In the past two games, LSU men’s basketball coach Johnny Jones got a little bit of everything from his team — not the least of which was two important wins.
In a 90-81 victory over Ole Miss on Wednesday, LSU shot better than 70 percent in the second half to overcome a three-point halftime deficit and some serious foul trouble.
When the offense dropped off a little Saturday, Jones’ team picked things up on defense — with a timely offensive rebound and putback by Craig Victor mixed in — for a 76-74 win over Arkansas to cap a 2-0 homestand.
To say LSU needed both going into a two-game road trip to Texas A&M, which leads the Southeastern Conference at 5-0, and Alabama would be an understatement.
Thanks to Victor’s rebound of an Antonio Blakeney miss and layup in front of Arkansas’ 6-foot-10 forward Moses Kingsley, LSU was able to walk away feeling good about itself for the second time in four nights.

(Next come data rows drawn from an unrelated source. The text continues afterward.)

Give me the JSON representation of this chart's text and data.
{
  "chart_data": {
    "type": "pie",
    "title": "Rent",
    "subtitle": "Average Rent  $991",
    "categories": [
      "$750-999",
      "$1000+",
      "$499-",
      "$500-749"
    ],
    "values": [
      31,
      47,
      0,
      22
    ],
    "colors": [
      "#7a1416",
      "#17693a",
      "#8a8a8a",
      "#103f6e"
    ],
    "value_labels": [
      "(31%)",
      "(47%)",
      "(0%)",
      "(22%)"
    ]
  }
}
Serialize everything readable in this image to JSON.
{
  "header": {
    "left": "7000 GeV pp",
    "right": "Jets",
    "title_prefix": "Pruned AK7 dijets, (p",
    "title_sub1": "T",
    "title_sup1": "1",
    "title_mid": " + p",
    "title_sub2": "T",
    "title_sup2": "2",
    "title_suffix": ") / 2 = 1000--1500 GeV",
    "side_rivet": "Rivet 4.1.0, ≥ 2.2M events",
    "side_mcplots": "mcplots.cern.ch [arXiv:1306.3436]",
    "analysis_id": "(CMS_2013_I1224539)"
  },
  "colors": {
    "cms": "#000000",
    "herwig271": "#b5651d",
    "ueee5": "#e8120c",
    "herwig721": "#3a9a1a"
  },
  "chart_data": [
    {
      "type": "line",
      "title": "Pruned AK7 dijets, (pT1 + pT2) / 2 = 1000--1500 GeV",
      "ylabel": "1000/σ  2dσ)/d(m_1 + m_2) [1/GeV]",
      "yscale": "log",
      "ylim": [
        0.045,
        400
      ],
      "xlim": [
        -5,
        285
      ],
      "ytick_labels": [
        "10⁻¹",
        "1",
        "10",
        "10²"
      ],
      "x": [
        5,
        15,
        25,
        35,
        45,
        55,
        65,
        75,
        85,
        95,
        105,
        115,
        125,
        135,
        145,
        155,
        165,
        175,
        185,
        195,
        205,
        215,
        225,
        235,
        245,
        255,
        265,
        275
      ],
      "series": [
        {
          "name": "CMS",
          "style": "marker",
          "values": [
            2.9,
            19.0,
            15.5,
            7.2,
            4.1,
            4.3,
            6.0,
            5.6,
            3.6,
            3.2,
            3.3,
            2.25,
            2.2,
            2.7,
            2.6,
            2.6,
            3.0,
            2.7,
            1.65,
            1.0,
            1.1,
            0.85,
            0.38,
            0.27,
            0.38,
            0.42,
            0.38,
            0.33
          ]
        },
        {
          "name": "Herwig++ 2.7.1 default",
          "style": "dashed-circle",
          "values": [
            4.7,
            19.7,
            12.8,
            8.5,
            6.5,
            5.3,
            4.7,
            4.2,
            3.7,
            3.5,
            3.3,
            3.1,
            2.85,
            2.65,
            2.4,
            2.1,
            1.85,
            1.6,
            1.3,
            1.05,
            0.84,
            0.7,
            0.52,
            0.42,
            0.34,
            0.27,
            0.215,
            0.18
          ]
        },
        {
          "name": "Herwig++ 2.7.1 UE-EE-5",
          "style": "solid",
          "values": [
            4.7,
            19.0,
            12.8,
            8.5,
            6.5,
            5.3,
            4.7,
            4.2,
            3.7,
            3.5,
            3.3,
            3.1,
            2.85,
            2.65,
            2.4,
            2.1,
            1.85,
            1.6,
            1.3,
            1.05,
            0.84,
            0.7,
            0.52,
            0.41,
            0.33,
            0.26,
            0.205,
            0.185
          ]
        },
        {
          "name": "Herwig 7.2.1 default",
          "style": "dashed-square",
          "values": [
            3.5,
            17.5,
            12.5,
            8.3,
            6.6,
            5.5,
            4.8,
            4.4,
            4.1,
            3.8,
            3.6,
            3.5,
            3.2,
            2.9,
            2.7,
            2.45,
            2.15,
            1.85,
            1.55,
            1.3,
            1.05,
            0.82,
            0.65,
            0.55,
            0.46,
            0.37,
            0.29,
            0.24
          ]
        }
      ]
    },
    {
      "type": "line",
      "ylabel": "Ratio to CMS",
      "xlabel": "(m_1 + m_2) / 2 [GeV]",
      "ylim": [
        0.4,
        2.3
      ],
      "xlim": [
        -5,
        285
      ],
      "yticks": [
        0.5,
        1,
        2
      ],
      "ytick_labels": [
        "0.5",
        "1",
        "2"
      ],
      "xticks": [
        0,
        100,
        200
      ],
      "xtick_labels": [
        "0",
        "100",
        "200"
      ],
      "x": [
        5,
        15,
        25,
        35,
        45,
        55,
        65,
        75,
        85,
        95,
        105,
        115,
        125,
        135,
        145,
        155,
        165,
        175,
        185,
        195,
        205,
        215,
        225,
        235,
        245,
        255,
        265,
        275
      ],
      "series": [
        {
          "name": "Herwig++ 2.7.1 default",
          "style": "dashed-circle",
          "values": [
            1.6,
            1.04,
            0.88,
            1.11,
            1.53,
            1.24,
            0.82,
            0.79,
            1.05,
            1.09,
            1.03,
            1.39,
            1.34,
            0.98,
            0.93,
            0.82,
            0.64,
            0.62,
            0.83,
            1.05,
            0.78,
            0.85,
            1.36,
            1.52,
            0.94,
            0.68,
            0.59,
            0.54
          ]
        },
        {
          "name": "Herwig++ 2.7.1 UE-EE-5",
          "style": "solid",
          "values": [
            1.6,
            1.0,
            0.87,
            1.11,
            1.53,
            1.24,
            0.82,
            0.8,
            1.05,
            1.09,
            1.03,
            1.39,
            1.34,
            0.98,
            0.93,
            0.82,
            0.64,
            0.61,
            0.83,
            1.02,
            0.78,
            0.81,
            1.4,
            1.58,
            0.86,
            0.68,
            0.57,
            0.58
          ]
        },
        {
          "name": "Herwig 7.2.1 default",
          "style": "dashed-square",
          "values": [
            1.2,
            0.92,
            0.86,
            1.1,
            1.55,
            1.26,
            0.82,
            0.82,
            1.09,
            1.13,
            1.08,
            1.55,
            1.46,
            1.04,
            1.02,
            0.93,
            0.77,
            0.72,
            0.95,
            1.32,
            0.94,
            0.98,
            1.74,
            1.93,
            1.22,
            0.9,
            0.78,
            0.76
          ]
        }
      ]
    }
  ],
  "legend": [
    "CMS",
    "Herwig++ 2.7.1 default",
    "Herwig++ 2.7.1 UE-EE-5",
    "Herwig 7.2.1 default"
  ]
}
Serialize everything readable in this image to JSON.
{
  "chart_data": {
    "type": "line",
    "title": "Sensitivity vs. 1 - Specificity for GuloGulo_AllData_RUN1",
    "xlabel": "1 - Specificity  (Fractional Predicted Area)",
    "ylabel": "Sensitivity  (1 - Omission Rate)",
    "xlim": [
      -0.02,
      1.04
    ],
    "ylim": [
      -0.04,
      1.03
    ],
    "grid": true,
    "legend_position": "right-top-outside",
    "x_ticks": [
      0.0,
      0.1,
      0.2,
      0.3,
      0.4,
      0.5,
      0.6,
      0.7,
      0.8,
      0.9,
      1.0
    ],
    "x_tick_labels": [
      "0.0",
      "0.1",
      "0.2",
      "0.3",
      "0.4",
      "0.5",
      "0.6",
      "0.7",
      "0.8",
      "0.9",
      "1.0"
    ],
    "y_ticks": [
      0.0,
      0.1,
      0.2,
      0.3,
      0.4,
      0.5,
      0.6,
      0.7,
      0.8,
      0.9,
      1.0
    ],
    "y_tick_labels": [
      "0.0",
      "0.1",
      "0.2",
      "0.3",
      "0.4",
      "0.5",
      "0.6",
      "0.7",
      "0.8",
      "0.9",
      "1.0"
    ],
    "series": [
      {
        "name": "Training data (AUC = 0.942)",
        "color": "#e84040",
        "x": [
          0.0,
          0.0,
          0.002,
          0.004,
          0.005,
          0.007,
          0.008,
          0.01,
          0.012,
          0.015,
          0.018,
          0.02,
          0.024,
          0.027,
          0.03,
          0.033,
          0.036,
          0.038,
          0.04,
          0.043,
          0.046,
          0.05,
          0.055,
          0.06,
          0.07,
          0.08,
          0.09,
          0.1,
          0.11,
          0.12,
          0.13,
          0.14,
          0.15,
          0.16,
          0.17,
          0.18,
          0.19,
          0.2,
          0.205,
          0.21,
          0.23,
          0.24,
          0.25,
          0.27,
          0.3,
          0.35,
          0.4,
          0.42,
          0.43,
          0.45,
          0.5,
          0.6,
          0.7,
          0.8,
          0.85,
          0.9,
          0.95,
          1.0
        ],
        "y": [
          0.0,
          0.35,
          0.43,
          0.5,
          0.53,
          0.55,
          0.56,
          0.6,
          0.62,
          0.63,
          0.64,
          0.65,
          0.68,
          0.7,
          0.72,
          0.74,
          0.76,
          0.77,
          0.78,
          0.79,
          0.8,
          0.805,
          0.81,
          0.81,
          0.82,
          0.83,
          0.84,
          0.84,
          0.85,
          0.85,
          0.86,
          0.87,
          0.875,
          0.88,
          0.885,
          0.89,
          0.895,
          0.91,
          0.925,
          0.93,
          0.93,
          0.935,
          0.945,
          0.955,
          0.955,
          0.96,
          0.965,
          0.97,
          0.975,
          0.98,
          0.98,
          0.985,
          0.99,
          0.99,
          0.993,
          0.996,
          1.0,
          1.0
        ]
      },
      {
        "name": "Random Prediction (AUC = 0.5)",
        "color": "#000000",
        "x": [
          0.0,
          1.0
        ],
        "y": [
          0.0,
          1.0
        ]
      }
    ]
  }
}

“Our guys did a great job of competing at a great level,” Jones said. “I told them some nights, especially tonight, I didn’t think we hit on all cylinders. I don’t think we played our best, but we were able to get a victory against a very tough opponent. When that happens, it’s a great sign of a team growing and being able to win.”
That they won both despite Ben Simmons being in foul trouble against Ole Miss and admittedly having an off night against Arkansas — particularly on offense — was an equally encouraging sign to Jones.
After sitting down for the final nine minutes of the first half against Ole Miss with two fouls, Simmons had a rough time against Arkansas even though he had 16 points, 18 rebounds and three assists.
Simmons missed a dunk on a breakaway in the first half, committed five of LSU’s 10 turnovers, made fewer than 50 percent of his field-goal attempts for only the sixth time in 17 games and failed to draw iron on two free throws in the second half.
“I was just kind of frustrated the way I was playing,” Simmons said during a postgame interview with the SEC Network. “That’s probably the worst I’ve played all season.”
Yet, even when he wasn’t at his best, Simmons had a hand in the win.
His three-point play off an offensive rebound with 3:00 left gave the Tigers a 74-69 lead, then he raked the ball away from Arkansas guard Anthlon Bell with 34 seconds remaining when the Razorbacks had a chance to regain the lead and steal a win.
That Arkansas turnover led to a 3-point airball by Blakeney, which Victor gathered and turned into the game-winning basket with 4.2 seconds to play.
Combined with solid defense on Arkansas’ accurate perimeter shooters by Josh Gray, Jalyn Patterson, Keith Hornsby, Tim Quarterman and Blakeney, and Victor’s superior effort on both ends against Kingsley, LSU survived.
Victor finished with 16 points and 12 rebounds — half of them coming on the offensive end — and held Kingsley, who was averaging 17.3 points and 9.5 rebounds, to 11 and eight.
“Look at (Victor’s) numbers: He had 16 and 12 in 34 minutes,” Jones said. “On the defensive end, he played against one of the best post players in the league, who was leading his team in scoring. That was a tremendous job playing him.”
Arkansas wound up scoring 10 points fewer than its league-leading average of 84.4 points — and had just 34 points in the second half.
“That’s a good night for us,” Jones said, “when you’re playing a high-volume shooting team, a group that plays extremely fast and is a high-tempo team.”
“If you told me we’d have the ball in a tie game with 34 seconds left and a chance to steal one, I’d take it,” Arkansas coach Mike Anderson said. “We’d make them take tough shots, but then we wouldn’t rebound. So credit those guys. ... They had guys that made plays for them.”
Which was another encouraging sign for Jones.
“I’m pleased with the effort, pleased with closing (it out),” he said, “the big rebound by Craig Victor, the putback and three good defensive possessions at the end to seal the victory.”